If you're tired of insult-slinging and debates that go in circles, you're not alone.

  • A stunning 85% of Americans — of all ages and viewpoints — say the tone and nature of political debate has gotten worse over the last several years, according to Pew Research Center.

What's happening: The rising power and prominence of the nation's loudest, meanest voices obscures what most of us personally experience: Most people are sane and generous — and too busy to tweet.

Now, an organization of activists, professors and consultants is appealing to that majority by leaning into a disappearing quality — treating others with dignity.

  • UNITE, a group founded by Special Olympics chair Timothy Shriver is getting buzz with its "Dignity Index," which scores tweets, cable news segments, debates and speeches on a scale of 1 to 8.
  • For example, speech that earns a score of 1 is calling for violence against those who disagree with you. Speech that earns a perfect 8 puts yourself in the other person's shoes.

Here are some recent examples of political speech — on social media and on TV — that were scored by a bipartisan group of panelists using the index.

🥊 "The D.C. elites who facilitated this mess do not care about you, and they do not work for you. They work for themselves. They seek to accumulate power at your expense, to pursue an agenda that is harmful to the American people." —Gov. Ron DeSantis in a video on X on Jan. 21.

  • The average score was 3, which embodies the sentiment, "Those people hate us and want to hurt us."

🔎 Zoom in: To elevate a message to the dignity end of the scale, you would leave out any mention of motives or character and stick to the other side's statements and actions, panelists said.

Here are a couple that scored higher:

📱 "The call from the White House was not necessary but still appreciated. We can disagree without demonizing." —former Republican Gov. Asa Hutchinson on Jan. 17 in response to White House Chief of Staff Jeff Zients apologizing for the DNC's snarky remarks when Hutchinson suspended his presidential bid.

  • Most panelists scored Hutchinson's tweet a 6, which says, "We have more in common than we think."

💡 "I met probably 50 Trump people waiting in line. Every single one of them thoughtful, hospitable, friendly — all of them so frustrated that they feel nobody's listening to them except Donald Trump." —Rep.
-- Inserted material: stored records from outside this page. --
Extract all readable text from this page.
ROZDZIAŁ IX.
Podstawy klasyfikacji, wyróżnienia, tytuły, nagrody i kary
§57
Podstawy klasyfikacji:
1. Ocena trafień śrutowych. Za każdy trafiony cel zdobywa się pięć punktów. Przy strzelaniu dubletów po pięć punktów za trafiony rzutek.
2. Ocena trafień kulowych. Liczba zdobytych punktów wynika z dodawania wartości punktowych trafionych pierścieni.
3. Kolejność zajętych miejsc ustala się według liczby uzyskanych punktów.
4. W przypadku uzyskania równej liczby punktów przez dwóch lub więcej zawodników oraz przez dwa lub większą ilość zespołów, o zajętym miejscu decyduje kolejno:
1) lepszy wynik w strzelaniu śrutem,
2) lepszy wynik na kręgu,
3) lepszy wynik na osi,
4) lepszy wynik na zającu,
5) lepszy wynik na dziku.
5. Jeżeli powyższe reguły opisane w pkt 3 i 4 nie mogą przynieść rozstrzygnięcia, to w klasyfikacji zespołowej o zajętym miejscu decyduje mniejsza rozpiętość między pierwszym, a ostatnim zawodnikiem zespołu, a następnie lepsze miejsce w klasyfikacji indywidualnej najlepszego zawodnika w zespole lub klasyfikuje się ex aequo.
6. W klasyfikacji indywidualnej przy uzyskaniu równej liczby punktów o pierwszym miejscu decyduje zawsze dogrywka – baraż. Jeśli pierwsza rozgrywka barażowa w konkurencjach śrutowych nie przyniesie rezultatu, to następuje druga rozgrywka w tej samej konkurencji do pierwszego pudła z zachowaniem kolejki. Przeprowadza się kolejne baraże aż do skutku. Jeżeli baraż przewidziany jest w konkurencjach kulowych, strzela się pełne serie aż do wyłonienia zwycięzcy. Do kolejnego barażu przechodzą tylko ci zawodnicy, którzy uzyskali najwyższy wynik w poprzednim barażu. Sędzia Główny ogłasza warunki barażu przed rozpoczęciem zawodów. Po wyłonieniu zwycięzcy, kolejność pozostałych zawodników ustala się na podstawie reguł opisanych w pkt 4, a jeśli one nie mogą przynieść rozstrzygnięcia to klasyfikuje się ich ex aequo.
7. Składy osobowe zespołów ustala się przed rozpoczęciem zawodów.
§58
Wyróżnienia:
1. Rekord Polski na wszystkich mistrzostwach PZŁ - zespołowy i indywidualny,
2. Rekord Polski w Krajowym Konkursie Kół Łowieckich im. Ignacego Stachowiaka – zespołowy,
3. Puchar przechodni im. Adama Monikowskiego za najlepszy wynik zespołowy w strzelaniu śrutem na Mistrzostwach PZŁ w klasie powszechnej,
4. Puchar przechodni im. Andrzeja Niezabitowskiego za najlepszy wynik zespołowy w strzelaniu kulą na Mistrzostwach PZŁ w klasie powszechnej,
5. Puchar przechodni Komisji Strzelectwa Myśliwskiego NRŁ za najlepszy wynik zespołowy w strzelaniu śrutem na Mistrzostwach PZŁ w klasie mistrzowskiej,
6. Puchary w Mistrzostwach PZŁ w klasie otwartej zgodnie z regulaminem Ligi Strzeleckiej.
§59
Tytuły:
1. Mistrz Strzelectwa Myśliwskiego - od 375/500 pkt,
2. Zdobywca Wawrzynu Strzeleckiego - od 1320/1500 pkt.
Dean Phillips, (D-Minn.) on Jan. 23, speaking on CNN about attending a Trump rally.

  • The average score was 6, characterized by "can see the good in the other side."

How it works: "It's not our disagreements that cause division," says Tom Rosshirt, chief strategist at UNITE and lead author of the index. "It's contempt that causes division."

  • "The trouble with politics today is that the benefits of contempt outweigh the costs," he says. "You can use it to raise money; you can use it to get on television."
  • "We know that treating people with contempt in our family will cause our family to fall apart. What we don't yet know is that treating each other with contempt will tear our country apart."

Zoom in: UNITE rolled out the Index in Utah ahead of the 2022 midterm elections and invited a panel of Utahns to get together and score political speech.

  • The intrigue: Even when panelists didn't support the same candidates, they often did agree on how those candidates' words should be scored.
  • And those who used the index reported a "mirror effect." Scoring others' speech with dignity in mind pushed them to consider their own speech.

Susie Estrada, a graduate student in education at the University of Utah and one of the scorers in the pilot program, said she started noticing contempt in her own internal monologue — the way she was speaking to herself.

  • "It's not easy to offer up dignity, especially when we're all unlearning past behaviors," she says.

Steven Lehnhof, another Utah student and scorer, who says he's a left-leaning moderate but lives in a conservative part of Utah, tells Axios he uses the index when speaking to friends and even his fiancée, whose views are sometimes more conservative than his own.

  • "Once you have someone in a room and you have to acknowledge their worth, that's when the conversation flows positively," he says.